文摘Genetic manipulation of cellulose biosynthesis in trees may provide novel insights into the growth and development of trees. To explore this possibility, the overexpression of an aspen secondary wall-associated cellulose synthase (PtdCesAS) gene was attempted in transgenic aspen (Populus tremuloides L.) and unexpectedly resulted in silencing of the transgene as well as its endogenous counterparts. The main axis of the transgenic aspen plants quickly stopped growing, and weak branches adopted a weeping growth habit.

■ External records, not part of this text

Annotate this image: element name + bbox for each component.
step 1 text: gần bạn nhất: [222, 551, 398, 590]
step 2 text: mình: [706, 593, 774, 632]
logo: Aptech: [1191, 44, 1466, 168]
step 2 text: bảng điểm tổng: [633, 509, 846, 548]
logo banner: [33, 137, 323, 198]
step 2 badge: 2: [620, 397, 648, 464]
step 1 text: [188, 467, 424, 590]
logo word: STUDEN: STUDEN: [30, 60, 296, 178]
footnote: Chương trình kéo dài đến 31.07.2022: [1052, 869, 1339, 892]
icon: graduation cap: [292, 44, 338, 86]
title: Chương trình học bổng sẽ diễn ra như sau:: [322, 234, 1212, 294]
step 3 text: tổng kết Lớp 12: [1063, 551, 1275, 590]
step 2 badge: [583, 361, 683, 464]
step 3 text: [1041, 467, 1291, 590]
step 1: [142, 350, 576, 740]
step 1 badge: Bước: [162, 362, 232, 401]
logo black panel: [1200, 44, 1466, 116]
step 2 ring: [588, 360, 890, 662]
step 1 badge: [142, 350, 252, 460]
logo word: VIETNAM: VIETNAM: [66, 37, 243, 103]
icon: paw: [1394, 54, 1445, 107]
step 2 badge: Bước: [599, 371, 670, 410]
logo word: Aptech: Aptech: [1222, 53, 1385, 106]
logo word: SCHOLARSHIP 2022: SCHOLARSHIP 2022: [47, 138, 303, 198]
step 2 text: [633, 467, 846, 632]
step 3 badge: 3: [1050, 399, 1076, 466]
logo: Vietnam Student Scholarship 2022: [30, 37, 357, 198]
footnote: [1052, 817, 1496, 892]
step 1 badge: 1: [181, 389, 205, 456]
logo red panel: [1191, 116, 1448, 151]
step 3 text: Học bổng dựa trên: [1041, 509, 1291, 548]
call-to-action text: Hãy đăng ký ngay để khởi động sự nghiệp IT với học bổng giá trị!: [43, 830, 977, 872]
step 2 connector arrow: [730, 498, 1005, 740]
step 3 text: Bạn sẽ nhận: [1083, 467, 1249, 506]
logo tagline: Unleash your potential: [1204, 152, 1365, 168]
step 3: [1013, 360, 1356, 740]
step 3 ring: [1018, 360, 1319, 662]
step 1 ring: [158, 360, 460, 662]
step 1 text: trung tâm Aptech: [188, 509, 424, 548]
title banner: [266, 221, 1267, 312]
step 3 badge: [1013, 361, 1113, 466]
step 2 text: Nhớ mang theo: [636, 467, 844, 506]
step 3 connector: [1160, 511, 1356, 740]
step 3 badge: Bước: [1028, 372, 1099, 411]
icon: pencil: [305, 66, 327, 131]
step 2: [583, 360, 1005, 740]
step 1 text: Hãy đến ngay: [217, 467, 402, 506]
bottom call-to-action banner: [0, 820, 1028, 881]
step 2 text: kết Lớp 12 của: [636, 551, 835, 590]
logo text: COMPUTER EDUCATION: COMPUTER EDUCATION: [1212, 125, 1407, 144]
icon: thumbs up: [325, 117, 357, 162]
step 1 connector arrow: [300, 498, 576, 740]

Furthermore, transgenic plants initially developed smaller leaves and a less extensive root system. Secondary xylem (wood) of transgenic aspen plants contained as little as 10% cellulose normalized to dry weight compared to 41% cellulose typically found in normal aspen wood. This massive reduction in cellulose was accompanied by proportional increases in lignin (35%) and non-cellulosic polysaccharides (55%) compared to the 22% lignin and 36% non-cellulosic polysaccharides in control plants. The transgenic stems pro- duced typical collapsed or 'irregular' xylem vessels that had altered secondary wall morphology and contained greatly reduced amounts of crystalline cellulose. These results demonstrate the fundamental role of secondary wall cellulose within the secondary xylem in maintaining the strength and structural integrity required to establish the vertical growth habit in trees.